De Modderige Bol is a Hollow Post mill in Goëngahuizen, Friesland, Netherlands which has been restored to working order. The mill is listed as a Rijksmonument, number 34001.

==History==
The date that De Modderige Bol was built is unknown. The earliest record is its appearance on a map dated 1848. Until 1952, the mill drained the polder Adamse, which had an area of 150 pondemaat. The mill was restored in 1954 and 1969. A further restoration was undertaken in 1978 by millwrights Bouwbedrijf Van Zuiden of Tjerkwerd. On 9 November 1978, the mill was sold to Stichting De Fryske Mole (Frisian Mills Foundation). The mill was restored again in 1992–93.

==Description==

De Modderige Bol is what the Dutch describe as an spinnenkop -. It is a hollow post mill on a single storey square roundhouse. The mill is winded by tailpole and winch.

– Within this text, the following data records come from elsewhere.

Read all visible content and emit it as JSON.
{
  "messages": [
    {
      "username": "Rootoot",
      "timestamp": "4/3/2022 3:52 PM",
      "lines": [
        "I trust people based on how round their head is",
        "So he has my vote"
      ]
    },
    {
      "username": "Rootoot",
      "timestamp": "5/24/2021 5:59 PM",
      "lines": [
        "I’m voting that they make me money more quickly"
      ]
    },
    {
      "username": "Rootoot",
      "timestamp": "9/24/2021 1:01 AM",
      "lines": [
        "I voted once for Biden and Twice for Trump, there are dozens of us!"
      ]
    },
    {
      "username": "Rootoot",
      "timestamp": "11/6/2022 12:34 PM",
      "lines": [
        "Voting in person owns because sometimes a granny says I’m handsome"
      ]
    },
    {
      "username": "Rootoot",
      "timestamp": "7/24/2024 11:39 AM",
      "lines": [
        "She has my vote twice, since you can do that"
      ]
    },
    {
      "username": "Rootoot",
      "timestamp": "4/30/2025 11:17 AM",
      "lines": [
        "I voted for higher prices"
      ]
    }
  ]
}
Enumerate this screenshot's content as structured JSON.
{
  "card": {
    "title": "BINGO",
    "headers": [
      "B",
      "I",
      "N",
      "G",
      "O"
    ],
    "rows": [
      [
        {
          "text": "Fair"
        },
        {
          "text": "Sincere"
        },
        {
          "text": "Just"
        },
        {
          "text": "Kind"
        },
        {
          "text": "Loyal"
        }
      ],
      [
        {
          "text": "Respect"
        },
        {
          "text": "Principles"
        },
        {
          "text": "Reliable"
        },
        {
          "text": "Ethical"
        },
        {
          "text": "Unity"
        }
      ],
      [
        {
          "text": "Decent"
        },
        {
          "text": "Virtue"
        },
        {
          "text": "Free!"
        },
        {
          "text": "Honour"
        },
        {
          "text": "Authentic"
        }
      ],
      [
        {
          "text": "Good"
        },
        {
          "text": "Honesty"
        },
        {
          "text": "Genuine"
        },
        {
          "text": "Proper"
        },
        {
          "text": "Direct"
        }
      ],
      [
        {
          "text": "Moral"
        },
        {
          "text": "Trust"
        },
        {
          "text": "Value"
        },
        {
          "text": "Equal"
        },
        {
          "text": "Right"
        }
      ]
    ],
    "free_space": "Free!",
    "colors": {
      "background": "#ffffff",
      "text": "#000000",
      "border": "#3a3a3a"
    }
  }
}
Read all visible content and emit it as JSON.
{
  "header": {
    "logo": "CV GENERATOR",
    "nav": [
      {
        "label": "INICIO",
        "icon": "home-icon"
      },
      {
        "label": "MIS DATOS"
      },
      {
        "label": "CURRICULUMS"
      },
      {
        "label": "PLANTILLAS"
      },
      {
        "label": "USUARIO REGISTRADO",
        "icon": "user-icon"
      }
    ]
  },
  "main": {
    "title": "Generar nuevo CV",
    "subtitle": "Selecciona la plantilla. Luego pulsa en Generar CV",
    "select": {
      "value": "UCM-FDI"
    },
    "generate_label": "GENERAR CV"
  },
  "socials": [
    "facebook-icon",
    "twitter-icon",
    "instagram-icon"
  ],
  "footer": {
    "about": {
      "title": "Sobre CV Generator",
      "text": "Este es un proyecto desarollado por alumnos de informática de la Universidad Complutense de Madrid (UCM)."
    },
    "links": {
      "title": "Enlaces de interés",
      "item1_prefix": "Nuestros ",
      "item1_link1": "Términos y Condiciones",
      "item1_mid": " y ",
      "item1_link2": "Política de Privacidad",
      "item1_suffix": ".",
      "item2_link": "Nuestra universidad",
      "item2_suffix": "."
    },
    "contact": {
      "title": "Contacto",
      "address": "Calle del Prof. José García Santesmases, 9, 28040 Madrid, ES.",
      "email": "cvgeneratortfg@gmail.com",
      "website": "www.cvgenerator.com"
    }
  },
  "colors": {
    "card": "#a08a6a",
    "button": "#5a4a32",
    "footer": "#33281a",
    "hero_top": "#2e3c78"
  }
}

The roundhouse is clad in pantiles and mill body is covered in vertical boards, while the roof of the mill is boarded and covered in felt. The sails are Common sails. They have a span of 11.90 m. The sails are carried on a wooden windshaft. The windshaft also carries the brake wheel which has 43 cogs. This drives the wallower (21 cogs) at the top of the upright shaft. At the bottom of the upright shaft, the crown wheel, which has 31 cogs drives a gearwheel with 30 cogs on the axle of the Archimedes' screw. The axle of the Archimedes' screw is 250 millimetres (9¾ inches) diameter. The screw is 750 mm diameter and 3.40 m long. It is inclined at 24°. Each revolution of the screw lifts 106 L of water.

==Public access==
De Modderige Bol is open by appointment.